Despite the occasional screening at Edinburgh’s Filmhouse (and one that I organised in Dornie in 2013 on the Screen Machine, with an appearance by Bill Paterson), and a one-off repeat on BBC ALBA back in 2012, Cheviot… has until now remained frustratingly out of reach for most people keen to see it.
This new Blu-ray release (a DVD is coming soon) from Panamint Cinema presents a new 2K scan of the original film elements, and the film’s looking good for its age.
The exterior sequences come off best from the new transfer, with the interior of Dornie Village Hall still looking like, well, a village hall, albeit with some impressive set decoration.
While the BBC’s decision to film new scenes undoubtedly gives the film some added heft, it’s debatable whether the interviews with real Aberdonians trying to find a new home in a city overrun with oil workers works as well, the switch to documentary jarring slightly.
The reason The Cheviot, the Stag and the Black, Black Oil still works is undoubtedly down to the exuberant performances of the 7:84 company themselves, with Paterson, Norton and Bett ably aided by Elizabeth MacLennan, Dolina MacLennan and others as they dance, sing and enter into fast-paced comedy routines.
The play is as resonant in 2017 as it was in the 1970s, particularly as Scotland’s leaders look set to ignite a new wave of Nationalism with calls for another independence referendum.

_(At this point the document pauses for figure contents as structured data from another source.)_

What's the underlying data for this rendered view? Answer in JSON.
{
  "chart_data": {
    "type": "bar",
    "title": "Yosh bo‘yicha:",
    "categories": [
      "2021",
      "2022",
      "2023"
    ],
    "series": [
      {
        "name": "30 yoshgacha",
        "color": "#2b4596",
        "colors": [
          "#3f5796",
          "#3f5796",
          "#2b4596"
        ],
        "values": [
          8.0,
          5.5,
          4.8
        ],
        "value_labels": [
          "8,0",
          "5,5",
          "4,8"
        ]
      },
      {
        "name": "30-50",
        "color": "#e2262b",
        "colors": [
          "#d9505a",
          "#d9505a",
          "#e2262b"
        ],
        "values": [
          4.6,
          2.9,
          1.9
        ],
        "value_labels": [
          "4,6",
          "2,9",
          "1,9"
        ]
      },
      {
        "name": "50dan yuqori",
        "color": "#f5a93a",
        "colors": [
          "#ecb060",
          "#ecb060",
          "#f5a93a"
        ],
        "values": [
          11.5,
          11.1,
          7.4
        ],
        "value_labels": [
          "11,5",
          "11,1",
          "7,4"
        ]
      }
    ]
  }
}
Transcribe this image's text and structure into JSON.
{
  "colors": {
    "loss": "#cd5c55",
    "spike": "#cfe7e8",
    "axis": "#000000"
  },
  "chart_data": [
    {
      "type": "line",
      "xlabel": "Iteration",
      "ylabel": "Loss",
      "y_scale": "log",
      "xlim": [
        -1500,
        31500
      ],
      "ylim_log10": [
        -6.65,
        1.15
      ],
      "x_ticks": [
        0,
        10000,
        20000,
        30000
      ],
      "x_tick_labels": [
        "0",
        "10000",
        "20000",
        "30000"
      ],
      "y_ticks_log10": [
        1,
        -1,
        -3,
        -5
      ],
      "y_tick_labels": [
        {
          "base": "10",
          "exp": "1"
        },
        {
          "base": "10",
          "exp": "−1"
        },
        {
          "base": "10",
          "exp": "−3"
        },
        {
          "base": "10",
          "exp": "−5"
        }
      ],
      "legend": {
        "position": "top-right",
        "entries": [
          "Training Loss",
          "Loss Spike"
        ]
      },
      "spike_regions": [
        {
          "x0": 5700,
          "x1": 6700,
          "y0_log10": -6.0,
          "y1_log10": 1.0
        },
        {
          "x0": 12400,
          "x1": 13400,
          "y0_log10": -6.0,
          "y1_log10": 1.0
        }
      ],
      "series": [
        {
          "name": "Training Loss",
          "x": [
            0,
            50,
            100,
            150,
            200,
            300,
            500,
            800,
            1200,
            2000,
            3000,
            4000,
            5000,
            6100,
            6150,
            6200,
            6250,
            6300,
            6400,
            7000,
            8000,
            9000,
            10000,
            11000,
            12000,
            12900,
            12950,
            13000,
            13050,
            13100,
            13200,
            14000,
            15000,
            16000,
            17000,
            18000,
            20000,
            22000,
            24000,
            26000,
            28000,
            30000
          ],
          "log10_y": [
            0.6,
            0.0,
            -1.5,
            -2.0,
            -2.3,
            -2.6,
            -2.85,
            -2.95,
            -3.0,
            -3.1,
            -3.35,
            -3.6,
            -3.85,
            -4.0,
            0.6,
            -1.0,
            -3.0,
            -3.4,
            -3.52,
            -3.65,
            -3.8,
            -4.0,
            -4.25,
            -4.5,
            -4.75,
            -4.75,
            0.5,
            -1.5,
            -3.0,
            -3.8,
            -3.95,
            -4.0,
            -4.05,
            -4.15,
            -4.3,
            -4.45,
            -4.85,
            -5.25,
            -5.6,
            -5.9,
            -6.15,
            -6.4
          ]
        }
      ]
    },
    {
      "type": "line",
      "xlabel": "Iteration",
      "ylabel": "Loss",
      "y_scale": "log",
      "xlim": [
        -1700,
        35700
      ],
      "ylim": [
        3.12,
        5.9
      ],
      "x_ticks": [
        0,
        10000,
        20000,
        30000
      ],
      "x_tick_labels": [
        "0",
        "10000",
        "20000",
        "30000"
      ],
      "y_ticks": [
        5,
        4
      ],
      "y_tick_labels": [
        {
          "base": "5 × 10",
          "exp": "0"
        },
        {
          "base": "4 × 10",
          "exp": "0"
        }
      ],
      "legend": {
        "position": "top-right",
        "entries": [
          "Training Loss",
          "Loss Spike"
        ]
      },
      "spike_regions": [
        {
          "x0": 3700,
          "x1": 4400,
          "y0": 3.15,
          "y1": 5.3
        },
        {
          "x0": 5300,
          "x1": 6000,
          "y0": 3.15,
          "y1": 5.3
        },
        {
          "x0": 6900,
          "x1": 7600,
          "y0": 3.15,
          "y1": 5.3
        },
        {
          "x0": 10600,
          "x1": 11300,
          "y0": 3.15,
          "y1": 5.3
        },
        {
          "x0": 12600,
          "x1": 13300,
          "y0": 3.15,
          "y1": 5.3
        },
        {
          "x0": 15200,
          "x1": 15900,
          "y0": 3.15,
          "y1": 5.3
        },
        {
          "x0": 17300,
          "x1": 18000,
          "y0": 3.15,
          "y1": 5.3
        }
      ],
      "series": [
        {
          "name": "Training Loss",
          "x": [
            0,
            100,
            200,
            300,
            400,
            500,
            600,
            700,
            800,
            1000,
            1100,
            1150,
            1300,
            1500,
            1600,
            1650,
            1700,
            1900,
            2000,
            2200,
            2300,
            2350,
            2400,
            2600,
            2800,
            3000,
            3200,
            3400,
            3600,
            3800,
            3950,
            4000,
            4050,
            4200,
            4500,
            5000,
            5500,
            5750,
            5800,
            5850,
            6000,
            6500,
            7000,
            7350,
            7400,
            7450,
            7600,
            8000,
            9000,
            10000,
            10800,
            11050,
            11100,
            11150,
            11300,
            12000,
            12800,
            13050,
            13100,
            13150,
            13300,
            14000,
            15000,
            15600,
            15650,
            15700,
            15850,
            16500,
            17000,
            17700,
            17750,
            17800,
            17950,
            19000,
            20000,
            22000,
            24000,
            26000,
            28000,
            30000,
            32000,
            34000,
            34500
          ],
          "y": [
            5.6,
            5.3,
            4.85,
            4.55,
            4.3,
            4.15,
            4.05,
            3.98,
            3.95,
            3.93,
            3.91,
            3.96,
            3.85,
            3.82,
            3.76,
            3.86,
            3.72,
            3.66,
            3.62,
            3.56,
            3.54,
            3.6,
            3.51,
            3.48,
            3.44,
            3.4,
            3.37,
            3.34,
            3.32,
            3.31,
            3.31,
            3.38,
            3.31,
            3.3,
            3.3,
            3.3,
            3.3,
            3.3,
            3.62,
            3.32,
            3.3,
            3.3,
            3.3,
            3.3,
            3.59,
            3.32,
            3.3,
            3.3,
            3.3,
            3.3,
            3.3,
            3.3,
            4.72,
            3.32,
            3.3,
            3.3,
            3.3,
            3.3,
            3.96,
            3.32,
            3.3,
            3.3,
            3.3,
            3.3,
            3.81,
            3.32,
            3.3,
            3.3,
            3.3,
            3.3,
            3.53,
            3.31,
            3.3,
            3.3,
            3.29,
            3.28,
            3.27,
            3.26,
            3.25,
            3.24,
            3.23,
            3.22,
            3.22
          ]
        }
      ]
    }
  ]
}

Interestingly, while Cheviot… would seem to be perfect viewing for anyone keen to see the Scots have more power over their own destiny, John McGrath maintained he wasn’t happy with the play being seen as supporting the SNP cause.
Whatever your politics, the release of The Cheviot, the Stag and the Black, Black Oil is one to be supported and deserves to sit on the shelf alongside other classic Scottish TV and film productions.